Just flagging the default for an explicit decision.



##########
sql/catalyst/src/main/scala/org/apache/spark/sql/catalyst/parser/AstBuilder.scala:
##########
@@ -2634,13 +2640,83 @@ class AstBuilder extends DataTypeAstBuilder
    * Create an aliased table reference. This is typically used in FROM clauses.
    */
   override def visitTableName(ctx: TableNameContext): LogicalPlan = 
withOrigin(ctx) {
-    val relation = createUnresolvedRelation(ctx.identifierReference, 
Option(ctx.optionsClause))
+    val ttCtx = ctx.temporalTableIdentifierReference
+    val (atTimestamp, atVersion) = temporalSpec(ttCtx, ttCtx.timestamp, 
ttCtx.version)
+    val hasAtSpec = atTimestamp.isDefined || atVersion.isDefined
+    if (hasAtSpec && ctx.temporalClause != null) {
+      withOrigin(ctx.temporalClause) {
+        throw QueryParsingErrors.multipleTimeTravelSpec(ctx.temporalClause)
+      }
+    }
+    val relation = createUnresolvedRelation(ttCtx.identifierReference, 
Option(ctx.optionsClause))
+    val withAtSpec = if (hasAtSpec) {
+      RelationTimeTravel(relation, atTimestamp, atVersion)

Review Comment:
   This inlines exactly what `TemporalIdentifier.wrapTimeTravel` already does 
(`if (isTemporal) RelationTimeTravel(...) else plan`), which the reader 
(`DataFrameReader.table()`) and Connect paths reuse.

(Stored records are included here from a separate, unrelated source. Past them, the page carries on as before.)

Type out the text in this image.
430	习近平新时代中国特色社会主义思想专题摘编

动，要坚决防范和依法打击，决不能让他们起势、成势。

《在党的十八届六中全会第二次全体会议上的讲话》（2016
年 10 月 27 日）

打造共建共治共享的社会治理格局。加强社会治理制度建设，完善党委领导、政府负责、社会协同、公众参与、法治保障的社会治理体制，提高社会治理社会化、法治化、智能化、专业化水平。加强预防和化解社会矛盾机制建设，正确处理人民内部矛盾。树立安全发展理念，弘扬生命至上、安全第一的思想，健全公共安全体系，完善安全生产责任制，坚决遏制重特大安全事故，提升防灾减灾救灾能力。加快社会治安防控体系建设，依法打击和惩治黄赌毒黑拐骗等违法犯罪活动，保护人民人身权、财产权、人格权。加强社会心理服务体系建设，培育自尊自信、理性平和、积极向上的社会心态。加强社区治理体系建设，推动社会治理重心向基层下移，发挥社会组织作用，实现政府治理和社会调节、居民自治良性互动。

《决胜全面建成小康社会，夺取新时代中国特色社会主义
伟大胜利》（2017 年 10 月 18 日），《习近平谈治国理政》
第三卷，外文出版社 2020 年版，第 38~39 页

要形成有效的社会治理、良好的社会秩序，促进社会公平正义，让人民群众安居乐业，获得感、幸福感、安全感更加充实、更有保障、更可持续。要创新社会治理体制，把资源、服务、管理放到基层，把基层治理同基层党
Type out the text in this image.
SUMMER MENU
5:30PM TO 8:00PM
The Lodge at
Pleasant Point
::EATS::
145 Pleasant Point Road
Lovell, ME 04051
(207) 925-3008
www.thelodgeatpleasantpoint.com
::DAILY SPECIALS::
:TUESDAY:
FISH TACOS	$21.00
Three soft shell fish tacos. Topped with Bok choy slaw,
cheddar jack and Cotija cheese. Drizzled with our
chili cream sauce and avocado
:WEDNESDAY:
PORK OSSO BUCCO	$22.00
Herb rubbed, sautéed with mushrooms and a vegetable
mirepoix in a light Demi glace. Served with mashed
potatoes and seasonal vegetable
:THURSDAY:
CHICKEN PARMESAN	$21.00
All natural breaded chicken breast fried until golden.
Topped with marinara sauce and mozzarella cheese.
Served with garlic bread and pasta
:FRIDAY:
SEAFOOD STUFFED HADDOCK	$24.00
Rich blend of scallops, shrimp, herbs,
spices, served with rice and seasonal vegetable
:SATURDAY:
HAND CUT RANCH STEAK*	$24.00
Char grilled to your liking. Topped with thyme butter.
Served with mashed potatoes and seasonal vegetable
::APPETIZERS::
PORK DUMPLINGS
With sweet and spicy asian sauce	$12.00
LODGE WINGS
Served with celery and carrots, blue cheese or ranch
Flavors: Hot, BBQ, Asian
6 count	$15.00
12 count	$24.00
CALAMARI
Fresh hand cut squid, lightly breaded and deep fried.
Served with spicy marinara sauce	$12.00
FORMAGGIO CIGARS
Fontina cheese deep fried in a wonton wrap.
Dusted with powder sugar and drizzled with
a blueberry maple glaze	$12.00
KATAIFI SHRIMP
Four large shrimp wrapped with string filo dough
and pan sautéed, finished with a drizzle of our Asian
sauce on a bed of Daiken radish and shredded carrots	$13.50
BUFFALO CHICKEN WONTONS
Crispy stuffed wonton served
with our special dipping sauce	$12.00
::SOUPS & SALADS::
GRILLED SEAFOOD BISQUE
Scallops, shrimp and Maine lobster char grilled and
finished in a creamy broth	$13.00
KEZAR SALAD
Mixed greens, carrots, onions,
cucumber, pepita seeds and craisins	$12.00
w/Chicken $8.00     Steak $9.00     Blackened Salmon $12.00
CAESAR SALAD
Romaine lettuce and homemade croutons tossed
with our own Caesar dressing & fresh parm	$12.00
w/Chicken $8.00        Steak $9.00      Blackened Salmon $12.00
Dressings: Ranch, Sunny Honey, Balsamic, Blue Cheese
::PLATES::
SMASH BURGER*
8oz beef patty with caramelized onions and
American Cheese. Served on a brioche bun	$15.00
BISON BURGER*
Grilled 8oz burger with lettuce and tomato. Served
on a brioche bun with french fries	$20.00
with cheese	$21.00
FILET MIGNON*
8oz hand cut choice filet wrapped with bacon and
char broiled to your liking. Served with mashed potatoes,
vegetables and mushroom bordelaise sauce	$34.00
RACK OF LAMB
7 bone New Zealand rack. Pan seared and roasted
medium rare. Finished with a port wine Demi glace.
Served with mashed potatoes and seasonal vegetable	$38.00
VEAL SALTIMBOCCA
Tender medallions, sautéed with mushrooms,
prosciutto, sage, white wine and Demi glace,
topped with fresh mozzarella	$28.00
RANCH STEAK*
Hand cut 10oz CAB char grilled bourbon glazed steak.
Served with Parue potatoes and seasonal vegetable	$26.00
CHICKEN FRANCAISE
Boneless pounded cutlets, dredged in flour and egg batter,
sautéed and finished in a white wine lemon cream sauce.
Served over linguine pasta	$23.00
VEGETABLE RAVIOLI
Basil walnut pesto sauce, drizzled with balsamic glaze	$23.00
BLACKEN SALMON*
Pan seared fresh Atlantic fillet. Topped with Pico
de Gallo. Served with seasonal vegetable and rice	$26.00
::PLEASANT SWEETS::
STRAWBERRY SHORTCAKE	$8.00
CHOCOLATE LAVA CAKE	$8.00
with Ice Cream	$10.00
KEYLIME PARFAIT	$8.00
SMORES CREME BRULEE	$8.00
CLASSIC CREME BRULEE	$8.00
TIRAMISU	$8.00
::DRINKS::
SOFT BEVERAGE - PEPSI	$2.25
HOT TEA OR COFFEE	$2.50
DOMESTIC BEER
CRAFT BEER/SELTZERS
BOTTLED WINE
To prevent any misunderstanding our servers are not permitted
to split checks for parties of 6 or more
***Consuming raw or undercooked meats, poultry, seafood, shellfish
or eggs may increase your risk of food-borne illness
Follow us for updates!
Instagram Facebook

Minor, but a small shared 
helper taking `(plan, timestamp, version)` would let all three paths go through 
one place.



##########
sql/connect/server/src/main/scala/org/apache/spark/sql/connect/planner/SparkConnectPlanner.scala:
##########
@@ -1671,10 +1671,17 @@ class SparkConnectPlanner(
 
     rel.getReadTypeCase match {
       case proto.Read.ReadTypeCase.NAMED_TABLE =>
-        UnresolvedRelation(
-          
parser.parseMultipartIdentifier(rel.getNamedTable.getUnparsedIdentifier),
+        val temporalIdent =
+          
parser.parseTemporalTableIdentifier(rel.getNamedTable.getUnparsedIdentifier)
+        if (temporalIdent.isTemporal && rel.getIsStreaming) {

Review Comment:
   Good that Connect rejects `@` + streaming with a clear 
`UNSUPPORTED_FEATURE.TIME_TRAVEL`. The classic `DataStreamReader.table()` 
(`sql/core/.../classic/DataStreamReader.scala`, still on 
`parseMultipartIdentifier`) has no equivalent guard, so 
`spark.readStream.table("t@v1")` falls through to a generic 
`PARSE_SYNTAX_ERROR`. It was already an error pre-PR so this isn't a 
regression, but for parity consider routing the classic streaming `table()` 
through `parseTemporalTableIdentifier` and raising the same 
`timeTravelUnsupportedError`.



##########
sql/connect/server/src/main/scala/org/apache/spark/sql/connect/planner/SparkConnectPlanner.scala:
##########
@@ -1671,10 +1671,17 @@ class SparkConnectPlanner(
 
     rel.getReadTypeCase match {
       case proto.Read.ReadTypeCase.NAMED_TABLE =>
-        UnresolvedRelation(
-          
parser.parseMultipartIdentifier(rel.getNamedTable.getUnparsedIdentifier),
+        val temporalIdent =
+          
parser.parseTemporalTableIdentifier(rel.getNamedTable.getUnparsedIdentifier)
+        if (temporalIdent.isTemporal && rel.getIsStreaming) {
+          throw QueryCompilationErrors.timeTravelUnsupportedError(
+            QuotingUtils.quoteNameParts(temporalIdent.nameParts))

Review Comment:
   The five other `timeTravelUnsupportedError` call sites pass `toSQLId(...)`; 
this one uses `QuotingUtils.quoteNameParts`. They produce the same string for 
ordinary names (`toSQLId` additionally strips the 
`__auto_generated_subquery_name` prefix), so for consistency prefer 
`toSQLId(temporalIdent.nameParts)` here (may need the corresponding import).